David Graeber and Marshall Shalins in their book “On Kings” argue that we don’t want our kings and rulers to obey the law but to stand above it. A king that is constitutionally limited lacks that superhuman, even supernatural appeal that a ruler that answers to nothing and no-one seems to have. If I see what tyrants historically got away with, and often still do, it could be because of their followers’ need for someone who is truly above all human laws. That could be an echo of what the powerless child saw in its parents before they fell from grace.

The paradoxical combination those two instincts – the drive to protect and cherish our children, triggered by adults that behave like over-sized toddlers and the need for superhuman parent figures, triggered by ruthless individuals openly flaunting laws and conventions – can explain the fanatical devotion and protectiveness paired with unquestioning obedience you so often see destructive tyrants and misbehaving kings surrounded with.

If my suspicions are true, humanity is constantly at risk of being tricked by some of our deepest instincts into admiring, enabling and obeying deeply flawed, psychopathic and destructive individuals. Not because we consciously choose to do so, but because our instincts drive us to it.

So, what can we do about it? Are we doomed to fall for infantile bosses and ridiculous rulers forever?

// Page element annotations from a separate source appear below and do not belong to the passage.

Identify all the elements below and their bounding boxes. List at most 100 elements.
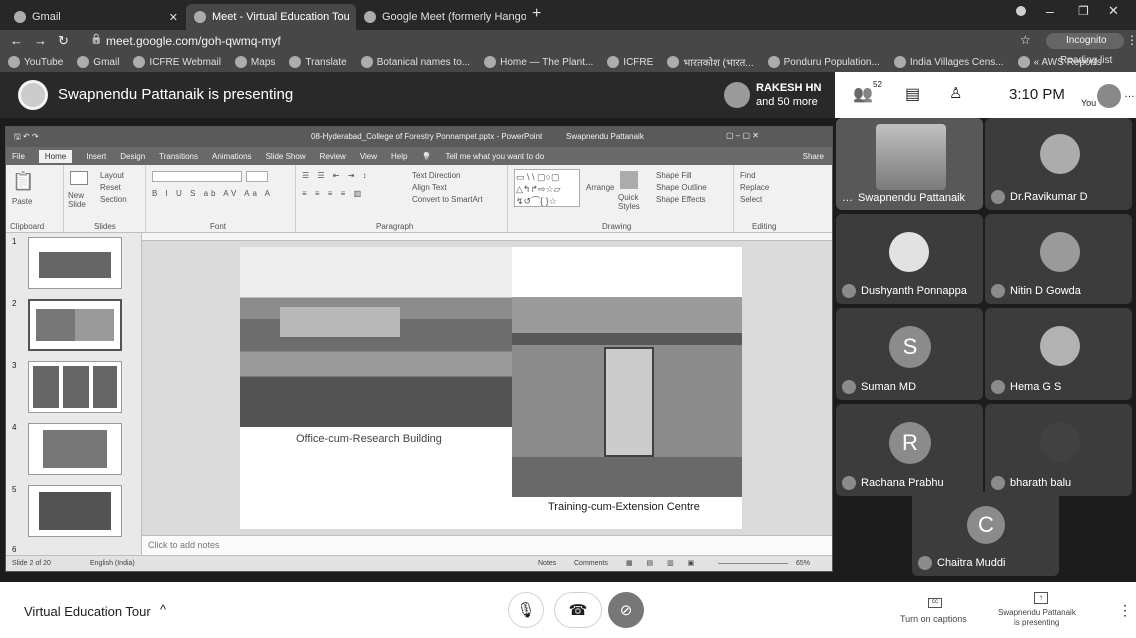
ppt-tab[interactable]: Design — [120, 152, 145, 161]
tell-me-search[interactable]: Tell me what you want to do — [445, 152, 544, 161]
save-icon[interactable]: 🖫 ↶ ↷ — [14, 131, 39, 145]
notes-pane[interactable]: Click to add notes — [142, 535, 832, 555]
tab-gmail[interactable]: Gmail ✕ — [6, 4, 186, 30]
align-text-button[interactable]: Align Text — [412, 183, 447, 192]
participant-tile[interactable]: bharath balu — [985, 404, 1132, 496]
notes-toggle[interactable]: Notes — [538, 560, 556, 567]
participant-tile[interactable]: Nitin D Gowda — [985, 214, 1132, 304]
paste-label[interactable]: Paste — [12, 197, 32, 206]
new-tab-button[interactable]: + — [532, 5, 541, 23]
replace-button[interactable]: Replace — [740, 183, 769, 192]
slide-thumbnail-1[interactable] — [28, 237, 122, 289]
new-slide-label[interactable]: New Slide — [68, 191, 96, 209]
profile-dot-icon[interactable] — [1016, 6, 1026, 16]
paste-icon[interactable]: 📋 — [12, 171, 34, 192]
view-buttons-icon[interactable]: ▦ ▤ ▥ ▣ — [626, 559, 700, 567]
comments-toggle[interactable]: Comments — [574, 560, 608, 567]
arrange-button[interactable]: Arrange — [586, 183, 614, 192]
shapes-gallery-icon[interactable]: ▭ \ \ ▢○▢ △↰↱⇨☆▱ ↯↺⌒{ }☆ — [514, 169, 580, 207]
participant-tile[interactable]: Dr.Ravikumar D — [985, 118, 1132, 210]
url-field[interactable]: meet.google.com/goh-qwmq-myf — [106, 34, 281, 48]
back-arrow-icon[interactable]: ← — [10, 33, 23, 48]
section-button[interactable]: Section — [100, 195, 127, 204]
ppt-tab[interactable]: Animations — [212, 152, 252, 161]
self-menu-icon[interactable]: … — [1124, 88, 1135, 100]
ppt-share-button[interactable]: Share — [803, 152, 824, 161]
text-direction-button[interactable]: Text Direction — [412, 171, 460, 180]
bookmark-item[interactable]: India Villages Cens... — [893, 56, 1004, 68]
bookmark-item[interactable]: ICFRE — [607, 56, 653, 68]
tab-meet[interactable]: Meet - Virtual Education Tou 🔊 ✕ — [186, 4, 356, 30]
zoom-slider[interactable] — [718, 563, 788, 564]
ppt-tab[interactable]: Transitions — [159, 152, 198, 161]
quick-styles-button[interactable]: Quick Styles — [618, 193, 648, 211]
bookmark-star-icon[interactable]: ☆ — [1020, 33, 1031, 47]
leave-call-button[interactable]: ☎ — [554, 592, 602, 628]
ppt-tab-home[interactable]: Home — [38, 149, 73, 163]
minimize-icon[interactable]: – — [1046, 3, 1054, 19]
layout-button[interactable]: Layout — [100, 171, 124, 180]
more-options-icon[interactable]: ⋮ — [1118, 602, 1132, 619]
browser-menu-icon[interactable]: ⋮ — [1126, 33, 1136, 47]
ppt-tab[interactable]: Help — [391, 152, 407, 161]
presenting-status-line2[interactable]: is presenting — [1014, 618, 1059, 627]
select-button[interactable]: Select — [740, 195, 762, 204]
zoom-level[interactable]: 65% — [796, 560, 810, 567]
reload-icon[interactable]: ↻ — [58, 33, 69, 49]
people-icon[interactable]: 👥 — [853, 84, 873, 104]
quick-styles-icon[interactable] — [620, 171, 638, 189]
reset-button[interactable]: Reset — [100, 183, 121, 192]
font-style-buttons-icon[interactable]: B I U S ab AV Aa A — [152, 189, 273, 198]
more-options-icon[interactable]: … — [842, 192, 853, 204]
bookmark-item[interactable]: Translate — [289, 56, 347, 68]
ppt-window-controls-icon[interactable]: ▢ – ▢ ✕ — [726, 131, 759, 140]
chevron-up-icon[interactable]: ^ — [160, 602, 166, 617]
camera-toggle-button[interactable]: ⊘ — [608, 592, 644, 628]
participant-tile[interactable]: … Swapnendu Pattanaik — [836, 118, 983, 210]
shape-effects-button[interactable]: Shape Effects — [656, 195, 706, 204]
close-window-icon[interactable]: ✕ — [1108, 3, 1119, 19]
ppt-tab[interactable]: Insert — [86, 152, 106, 161]
font-size-field[interactable] — [246, 171, 268, 182]
microphone-button[interactable]: 🎙 — [508, 592, 544, 628]
shape-outline-button[interactable]: Shape Outline — [656, 183, 707, 192]
participant-tile[interactable]: Hema G S — [985, 308, 1132, 400]
new-slide-icon[interactable] — [70, 171, 88, 185]
slide-thumbnail-4[interactable] — [28, 423, 122, 475]
incognito-badge[interactable]: Incognito — [1046, 33, 1124, 49]
align-buttons-icon[interactable]: ≡ ≡ ≡ ≡ ▥ — [302, 189, 364, 198]
restore-icon[interactable]: ❐ — [1078, 4, 1089, 18]
presenting-status-line1[interactable]: Swapnendu Pattanaik — [998, 608, 1076, 617]
slide-thumbnail-3[interactable] — [28, 361, 122, 413]
smartart-button[interactable]: Convert to SmartArt — [412, 195, 483, 204]
bookmark-item[interactable]: YouTube — [8, 56, 63, 68]
find-button[interactable]: Find — [740, 171, 756, 180]
close-tab-icon[interactable]: ✕ — [169, 11, 178, 24]
bookmark-item[interactable]: भारतकोश (भारत... — [667, 55, 754, 69]
slide-thumbnail-2[interactable] — [28, 299, 122, 351]
slide-thumbnail-5[interactable] — [28, 485, 122, 537]
ppt-tab[interactable]: File — [12, 152, 25, 161]
tab-google-meet-info[interactable]: Google Meet (formerly Hangout ✕ — [356, 4, 526, 30]
bookmark-item[interactable]: Home — The Plant... — [484, 56, 593, 68]
participant-tile[interactable]: R Rachana Prabhu — [836, 404, 983, 496]
present-icon[interactable]: ↑ — [1034, 592, 1048, 604]
current-slide[interactable]: Office-cum-Research Building Training-cu… — [240, 247, 742, 529]
bookmark-item[interactable]: Ponduru Population... — [767, 56, 880, 68]
ppt-tab[interactable]: Review — [320, 152, 346, 161]
participant-tile[interactable]: S Suman MD — [836, 308, 983, 400]
ppt-tab[interactable]: Slide Show — [266, 152, 306, 161]
forward-arrow-icon[interactable]: → — [34, 33, 47, 48]
font-name-field[interactable] — [152, 171, 242, 182]
activities-icon[interactable]: ♙ — [949, 84, 962, 102]
chat-icon[interactable]: ▤ — [905, 84, 920, 104]
participant-tile[interactable]: C Chaitra Muddi — [912, 492, 1059, 576]
shape-fill-button[interactable]: Shape Fill — [656, 171, 692, 180]
bookmark-item[interactable]: Botanical names to... — [360, 56, 470, 68]
participant-tile[interactable]: Dushyanth Ponnappa — [836, 214, 983, 304]
captions-icon[interactable]: cc — [928, 598, 942, 608]
bookmark-item[interactable]: Maps — [234, 56, 275, 68]
reading-list-button[interactable]: Reading list — [1060, 55, 1112, 66]
list-buttons-icon[interactable]: ☰ ☰ ⇤ ⇥ ↕ — [302, 171, 370, 180]
captions-button[interactable]: Turn on captions — [900, 614, 967, 624]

I certainly hope not. I believe we are more than our instincts. I believe we can train our self-awareness and self-control to recognise and self-correct when our instincts trick us and are being used against us. I also believe we can shape our culture – the shared assumptions, behaviours and stories that our society lays on top of our instincts – to protect us from such abuse and trickery. It does mean we cannot let our culture be dictated by those who want to take advantage of such manipulation. We must, collective, choose to steel ourselves against the abuse of our vulnerable instincts, so we are less inclined to run blindly after rulers that lead us astray.